Catalizadores y riesgos: La próxima reiniciación de las expectativas

El mercado ahora espera el próximo acontecimiento binario que pueda causar que la cotización cierre o que amplíe la brecha de expectativas. El factor principal que está impulsando esto es la fecha límite estadounidense para que Irán reabra el Estrecho de Hormuz. El presidente Trump…Se ha extendido este plazo hasta el 6 de abril.Pero sigue siendo una fecha límite difícil de cumplir. Esto representa una prueba importante para el consenso actual, que está en una situación delicada. Si Irán cumple con la fecha límite, eso validaría las expectativas del mercado de una resolución rápida de la situación. Esto podría provocar un aumento en las cotizaciones de las acciones y una caída continua en los precios del petróleo. El riesgo es que la fecha límite pase sin que se alcance un acuerdo, lo que obligaría al mercado a revaluar los valores de manera drástica, ya que tendrá que enfrentarse a la realidad de una interrupción prolongada en el suministro.

Más allá de la fecha límite, la reacción del mercado a las señales diplomáticas ha sido muy inestable. Es importante observar cualquier cambio en las declaraciones públicas, tanto de Washington como de Teherán. La reunión que tuvo lugar el lunes inicialmente se basó en un único tuit que decía que las conversaciones habían sido “muy buenas y productivas”. Los resultados hasta ahora muestran que el mercado sigue estimando una posibilidad reducida de acuerdo. Cualquier confirmación de que la propuesta de los Estados Unidos de 15 puntos no ha dado resultado alguno, o de que Irán ha endurecido su posición, podría ser un factor negativo importante.

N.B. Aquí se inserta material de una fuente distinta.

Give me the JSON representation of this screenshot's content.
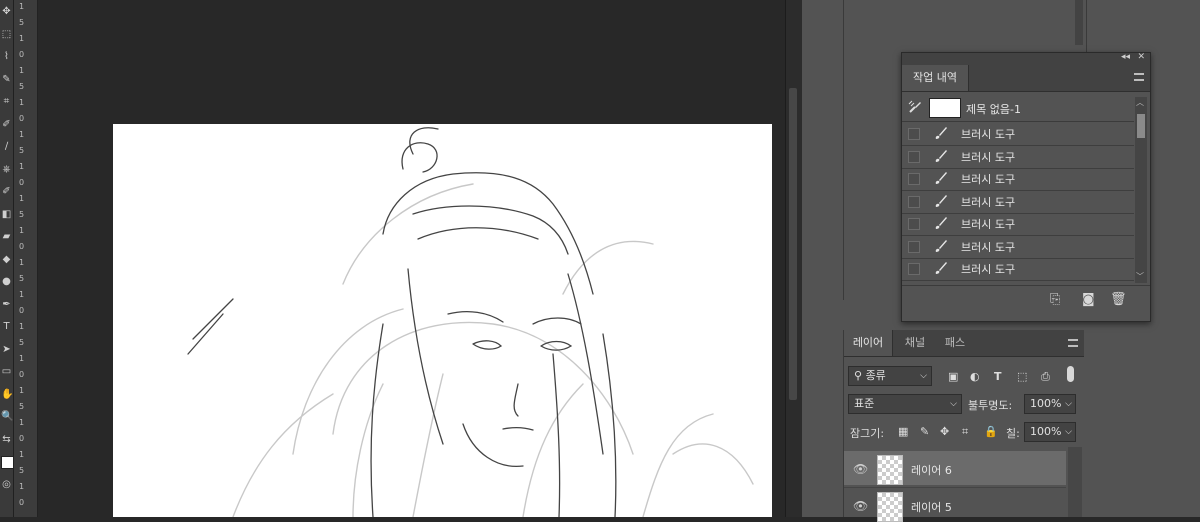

Por otro lado, cualquier mensaje que indique avances podría reactivar la tendencia de “comprar según las noticias”. El poder de un solo post en redes sociales ya ha sido demostrado, por lo que esto es un punto clave de atención.

Por último, es necesario monitorear los flujos hacia los “refugios seguros” para detectar cualquier señal de colapso en el consenso actual. Tanto el oro como los bonos del gobierno…No se logró registrar ninguna propuesta de seguridad.Y su valor ha disminuido desde el inicio de la crisis. Este es el claro indicio de que el mercado ya considera posible un alto al fuego. Si estos activos comienzan a valorarse más en medio de una tensión geopolítica renovada, eso sería una señal clara de que los operadores ya no apostan por un acuerdo rápido, sino que se preparan para un conflicto prolongado. Tal movimiento probablemente coincidiría con una fuerte caída en los precios de las acciones y un aumento en los precios del petróleo, ya que la brecha de expectativas se cerraría.

La situación ahora es binaria. El mercado se encuentra atrapado entre una fecha límite que se acerca y señales diplomáticas inciertas. Al mismo tiempo, su posición sigue siendo vulnerable. La próxima reposición de las expectativas es inminente.